If a person wants to control the distribution of funds held in an IRA after their death, it is possible to do so by naming a trust as the beneficiary of the IRA. However, in order to minimize tax consequences, the trust named as the beneficiary must be a “look-through” trust which qualifies for payout of the IRA funds over time rather than as a lump sum upon the death of the IRA owner.
While IRAs and qualified retirement plans generally do not require probate, distribution of these assets are controlled by contract law and are distributed pursuant to the beneficiary’s “designations” which were filed with the financial institution prior to the account owner’s death. A trust can be named as the beneficiary.
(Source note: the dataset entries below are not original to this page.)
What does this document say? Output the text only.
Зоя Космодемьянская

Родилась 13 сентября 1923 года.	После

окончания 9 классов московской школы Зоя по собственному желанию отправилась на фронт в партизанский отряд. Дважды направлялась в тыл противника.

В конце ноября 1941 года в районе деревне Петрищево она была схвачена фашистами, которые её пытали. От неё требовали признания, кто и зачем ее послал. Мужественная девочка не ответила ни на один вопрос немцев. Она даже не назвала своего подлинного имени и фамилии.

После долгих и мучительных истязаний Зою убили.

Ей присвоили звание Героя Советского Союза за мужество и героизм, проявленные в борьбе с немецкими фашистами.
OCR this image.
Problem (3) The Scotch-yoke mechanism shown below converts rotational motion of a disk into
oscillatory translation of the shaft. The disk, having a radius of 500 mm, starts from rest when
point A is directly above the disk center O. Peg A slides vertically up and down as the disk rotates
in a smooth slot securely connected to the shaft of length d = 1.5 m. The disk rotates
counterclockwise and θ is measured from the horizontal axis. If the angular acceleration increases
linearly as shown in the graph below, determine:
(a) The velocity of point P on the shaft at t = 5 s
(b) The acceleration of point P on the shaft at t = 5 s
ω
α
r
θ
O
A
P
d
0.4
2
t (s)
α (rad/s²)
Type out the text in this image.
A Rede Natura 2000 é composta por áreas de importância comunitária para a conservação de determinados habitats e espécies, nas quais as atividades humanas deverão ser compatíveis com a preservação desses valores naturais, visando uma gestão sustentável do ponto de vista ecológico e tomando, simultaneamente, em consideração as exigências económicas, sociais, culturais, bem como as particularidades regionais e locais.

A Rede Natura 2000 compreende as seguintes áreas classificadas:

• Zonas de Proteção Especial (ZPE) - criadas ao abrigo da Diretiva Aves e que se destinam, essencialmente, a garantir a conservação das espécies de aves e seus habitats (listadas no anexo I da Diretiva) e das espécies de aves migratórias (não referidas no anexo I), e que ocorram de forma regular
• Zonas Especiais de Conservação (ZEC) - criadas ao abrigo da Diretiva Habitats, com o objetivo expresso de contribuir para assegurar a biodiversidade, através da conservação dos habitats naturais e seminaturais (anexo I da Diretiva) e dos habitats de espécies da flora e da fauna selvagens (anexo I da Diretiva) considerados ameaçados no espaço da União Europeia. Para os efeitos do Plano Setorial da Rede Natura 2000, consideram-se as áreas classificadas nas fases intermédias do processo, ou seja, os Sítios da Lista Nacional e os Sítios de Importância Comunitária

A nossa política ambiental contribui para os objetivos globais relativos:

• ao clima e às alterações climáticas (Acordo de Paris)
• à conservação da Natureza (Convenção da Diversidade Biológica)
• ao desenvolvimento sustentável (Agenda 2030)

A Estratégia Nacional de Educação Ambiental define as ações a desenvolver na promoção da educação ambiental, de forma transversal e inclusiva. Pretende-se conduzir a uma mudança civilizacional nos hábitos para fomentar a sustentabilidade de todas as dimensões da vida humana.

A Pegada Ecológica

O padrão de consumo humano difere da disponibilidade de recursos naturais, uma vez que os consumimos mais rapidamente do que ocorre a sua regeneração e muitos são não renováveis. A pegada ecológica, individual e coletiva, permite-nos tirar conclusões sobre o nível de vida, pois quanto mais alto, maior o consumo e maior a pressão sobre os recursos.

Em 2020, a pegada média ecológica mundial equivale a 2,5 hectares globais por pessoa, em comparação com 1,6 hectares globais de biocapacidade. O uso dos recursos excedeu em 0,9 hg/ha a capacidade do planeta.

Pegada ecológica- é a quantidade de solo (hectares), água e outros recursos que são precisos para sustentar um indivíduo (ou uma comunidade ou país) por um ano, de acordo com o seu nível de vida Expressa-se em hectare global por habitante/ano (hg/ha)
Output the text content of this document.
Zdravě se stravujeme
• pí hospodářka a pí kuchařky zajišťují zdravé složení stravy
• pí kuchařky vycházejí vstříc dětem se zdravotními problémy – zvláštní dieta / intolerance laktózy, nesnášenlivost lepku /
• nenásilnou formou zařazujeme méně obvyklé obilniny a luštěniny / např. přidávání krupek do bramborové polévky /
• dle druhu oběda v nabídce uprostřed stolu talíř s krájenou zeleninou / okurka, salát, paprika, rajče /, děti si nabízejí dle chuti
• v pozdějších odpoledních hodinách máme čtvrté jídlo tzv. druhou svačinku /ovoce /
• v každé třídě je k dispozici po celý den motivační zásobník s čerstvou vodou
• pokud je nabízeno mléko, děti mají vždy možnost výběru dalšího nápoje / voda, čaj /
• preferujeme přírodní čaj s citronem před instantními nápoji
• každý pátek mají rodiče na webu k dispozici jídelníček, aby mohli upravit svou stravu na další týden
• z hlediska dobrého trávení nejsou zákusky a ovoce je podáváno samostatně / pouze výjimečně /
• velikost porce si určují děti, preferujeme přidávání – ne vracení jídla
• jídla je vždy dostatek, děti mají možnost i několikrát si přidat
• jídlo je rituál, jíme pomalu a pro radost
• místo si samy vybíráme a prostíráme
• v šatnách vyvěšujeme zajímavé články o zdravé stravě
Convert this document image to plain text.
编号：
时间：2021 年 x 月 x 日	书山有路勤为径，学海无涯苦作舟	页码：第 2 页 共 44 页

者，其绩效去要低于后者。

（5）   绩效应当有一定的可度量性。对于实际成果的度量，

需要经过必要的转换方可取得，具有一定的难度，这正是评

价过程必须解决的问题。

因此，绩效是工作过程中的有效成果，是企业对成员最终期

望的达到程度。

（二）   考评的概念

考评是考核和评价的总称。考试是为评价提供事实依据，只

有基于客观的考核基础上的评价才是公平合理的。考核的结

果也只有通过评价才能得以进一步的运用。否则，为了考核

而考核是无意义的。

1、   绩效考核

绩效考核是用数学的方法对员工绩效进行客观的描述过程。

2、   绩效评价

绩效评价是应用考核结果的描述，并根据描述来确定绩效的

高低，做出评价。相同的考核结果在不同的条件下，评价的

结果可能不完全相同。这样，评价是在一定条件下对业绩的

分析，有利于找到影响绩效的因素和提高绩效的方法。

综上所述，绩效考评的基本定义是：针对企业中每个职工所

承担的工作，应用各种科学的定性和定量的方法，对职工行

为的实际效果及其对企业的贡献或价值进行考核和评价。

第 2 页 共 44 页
However, the structure of the trust will determine whether the proceeds must be paid in a lump sum, and thus subject to potentially significantly higher income tax, or if the Trust qualifies as a “look through” trust in which the payout of the proceeds can be stretched-out over the life expectancy of the oldest beneficiary of the Trust.
You might wonder why the owner of an IRA would want to name a trust as his or her beneficiary, particularly when it is much simpler to merely name the individuals as the beneficiaries. The primary reason is to control the distributions to the beneficiaries after death. You do not avoid paying taxes by naming a trust. However, you can prevent your beneficiaries from taking lump sum distributions of your IRA, which would likely result in additional taxes and the remaining balance of which could be squandered by your beneficiaries. But the purpose of a naming a Trust as the Beneficiary of an IRA is not tax savings. In fact, it’s quite possible to pay more in taxes even if trust is designed properly. Therefore, you would only use trusts for personal (non-tax) reasons.